“Herkes Haklı, Peki Kim Haksız?”
Günümüzde sosyal medyanın en belirgin sahnelerinden biri “haklılık” yarışıdır. Herkesin anlatacak bir mağduriyeti, herkesin gösterecek bir haksızlığa uğrama hikâyesi vardır. Bir bakıma bu durum bireyin toplumsal görünürlüğünü güçlendirme ve kendisine destek toplama biçimlerinden biri hâline gelmiştir. Ancak bu sürekli mağduriyet hâlinin sorgulanması gerekir: Neden bu kadar çok insan tekrar tekrar haksızlığa uğradığını dile getiriyor?
Mağduriyetin Sosyal Sermayesi
Sosyolojide mağduriyet sadece bir deneyim değil, aynı zamanda bir kimliktir. Sosyal medyada mağduriyetini dile getiren birey aslında kendisini topluluk karşısında meşrulaştırmaya çalışır. “Ben haksızlığa uğradım” diyerek hem başkalarının empatisini hem de görünürlüğünü artırır.

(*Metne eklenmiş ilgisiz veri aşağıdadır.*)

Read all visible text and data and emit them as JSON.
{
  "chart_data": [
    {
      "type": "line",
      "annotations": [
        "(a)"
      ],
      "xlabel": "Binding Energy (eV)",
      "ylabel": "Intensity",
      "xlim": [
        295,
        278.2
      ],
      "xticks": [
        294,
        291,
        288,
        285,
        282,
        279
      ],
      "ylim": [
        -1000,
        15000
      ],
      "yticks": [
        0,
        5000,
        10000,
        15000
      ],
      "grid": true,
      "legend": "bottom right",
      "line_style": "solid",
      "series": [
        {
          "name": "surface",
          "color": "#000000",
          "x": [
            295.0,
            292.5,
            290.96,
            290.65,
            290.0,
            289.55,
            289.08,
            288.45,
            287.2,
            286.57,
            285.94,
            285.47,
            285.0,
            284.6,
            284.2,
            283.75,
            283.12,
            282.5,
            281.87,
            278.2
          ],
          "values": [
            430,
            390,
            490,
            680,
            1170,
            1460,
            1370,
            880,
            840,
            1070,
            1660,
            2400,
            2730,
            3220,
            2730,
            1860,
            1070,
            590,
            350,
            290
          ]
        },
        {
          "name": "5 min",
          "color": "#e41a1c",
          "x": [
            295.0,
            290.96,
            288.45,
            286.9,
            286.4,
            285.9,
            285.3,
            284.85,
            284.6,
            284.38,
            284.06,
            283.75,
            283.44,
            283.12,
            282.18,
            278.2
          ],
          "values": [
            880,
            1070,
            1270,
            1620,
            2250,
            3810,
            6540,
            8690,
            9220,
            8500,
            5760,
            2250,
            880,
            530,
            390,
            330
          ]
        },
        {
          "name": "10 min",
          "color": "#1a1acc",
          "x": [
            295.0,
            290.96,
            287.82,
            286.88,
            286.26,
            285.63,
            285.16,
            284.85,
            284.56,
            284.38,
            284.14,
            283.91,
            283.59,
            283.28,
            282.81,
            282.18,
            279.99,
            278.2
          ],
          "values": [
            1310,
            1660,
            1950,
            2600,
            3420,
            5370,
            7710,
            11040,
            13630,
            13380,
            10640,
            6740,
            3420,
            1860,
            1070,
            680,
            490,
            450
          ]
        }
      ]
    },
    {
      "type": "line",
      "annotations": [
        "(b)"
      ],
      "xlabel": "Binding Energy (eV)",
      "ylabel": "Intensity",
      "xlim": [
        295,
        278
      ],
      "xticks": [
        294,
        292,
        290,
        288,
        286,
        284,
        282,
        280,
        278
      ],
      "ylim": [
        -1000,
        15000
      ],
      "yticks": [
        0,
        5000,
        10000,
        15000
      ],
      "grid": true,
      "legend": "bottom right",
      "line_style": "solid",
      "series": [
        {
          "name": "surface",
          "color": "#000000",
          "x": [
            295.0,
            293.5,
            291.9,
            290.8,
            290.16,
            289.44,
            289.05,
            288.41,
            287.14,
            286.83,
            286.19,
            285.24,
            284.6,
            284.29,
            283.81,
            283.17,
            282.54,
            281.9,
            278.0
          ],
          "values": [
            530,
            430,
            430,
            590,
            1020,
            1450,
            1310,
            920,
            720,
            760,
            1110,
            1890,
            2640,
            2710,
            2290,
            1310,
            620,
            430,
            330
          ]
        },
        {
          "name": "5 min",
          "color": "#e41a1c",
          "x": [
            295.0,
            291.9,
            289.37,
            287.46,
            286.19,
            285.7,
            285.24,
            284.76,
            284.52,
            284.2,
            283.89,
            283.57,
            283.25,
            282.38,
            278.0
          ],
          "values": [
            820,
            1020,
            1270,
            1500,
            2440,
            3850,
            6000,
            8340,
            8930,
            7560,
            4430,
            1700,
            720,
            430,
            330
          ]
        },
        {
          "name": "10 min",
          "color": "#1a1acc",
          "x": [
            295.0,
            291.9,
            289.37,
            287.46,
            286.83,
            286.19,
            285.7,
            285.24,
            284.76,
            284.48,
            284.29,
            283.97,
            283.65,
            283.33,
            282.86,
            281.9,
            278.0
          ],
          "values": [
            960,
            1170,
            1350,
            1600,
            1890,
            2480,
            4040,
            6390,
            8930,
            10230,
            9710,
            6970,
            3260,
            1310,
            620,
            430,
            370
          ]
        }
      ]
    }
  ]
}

Bu da bireye takipçilerinden gelen destek mesajları, beğeniler ve paylaşımlar üzerinden bir tür sosyal sermaye sağlar.
Fakat sürekli mağduriyet anlatılarının dolaşımda olması beraberinde bir başka soruyu gündeme getirir: Acaba herkes gerçekten bu kadar çok kez haksızlığa uğruyor mu, yoksa kendi sorumluluk alanına bakmaktan kaçıyor mu?
Öz Sorgulama Eksikliği
Toplumda yaygın olan eğilim, suçu hep dışarıda aramaktır. Başarısızlığın, hayal kırıklığının veya yaşanan olumsuzlukların sebebi hep başkalarıdır: haksız patron, anlayışsız partner, adaletsiz sistem… Elbette gerçek haksızlıkların varlığı inkâr edilemez. Ancak sürekli tekrar eden sorunlarda insanın kendisine sorması gereken şu sorular vardır:
- Benim tutumumda ya da davranışlarımda yanlış bir şey olabilir mi?
- Hep aynı tip sorunlarla karşılaşıyorsam bunda benim de bir payım var mı?
- Sürekli başkalarını suçlamak yerine kendi payıma düşeni sorguluyor muyum?
Bu soruların cevabını vermeden sadece dışarıyı suçlamak insanı bir döngünün içine hapseder.
Dijital Kimlik ile Gerçeklik Arasındaki Uçurum
Klavyenin başında herkes iyi, adil, haklı ve mağdur olabilir. Ancak gerçek hayatta işler bu kadar basit değildir. Sosyal medyadaki imaj çoğu zaman kendimizi görmek istediğimiz hâlin bir yansımasıdır, gerçekte olduğumuz hâlin değil. Oysa insanın gelişimi başkalarının gözünde “haklı” görünmekle değil, kendine dürüst bir şekilde ayna tutabilmekle mümkündür.
Sonuç: Mağduriyetin Arkasına Saklanmak mı, Kendini Geliştirmek mi?
Kimse günah keçisi değil. Kimse mükemmel değil. Gerçek olgunluk her haksızlık karşısında “Benim hiç hatam yok” demek yerine şu soruyu sorabilmekte gizlidir: “Ben nerede yanlış yapıyorum ki, bu durum tekrar tekrar benim başıma geliyor?”
Sosyal medyada paylaşılan mağduriyet hikâyeleri bireysel gelişim için bir araç olabilir; eğer ki kişi sadece dışarıyı değil, aynı zamanda kendi iç dünyasını da sorgulama cesaretini gösterebilirse.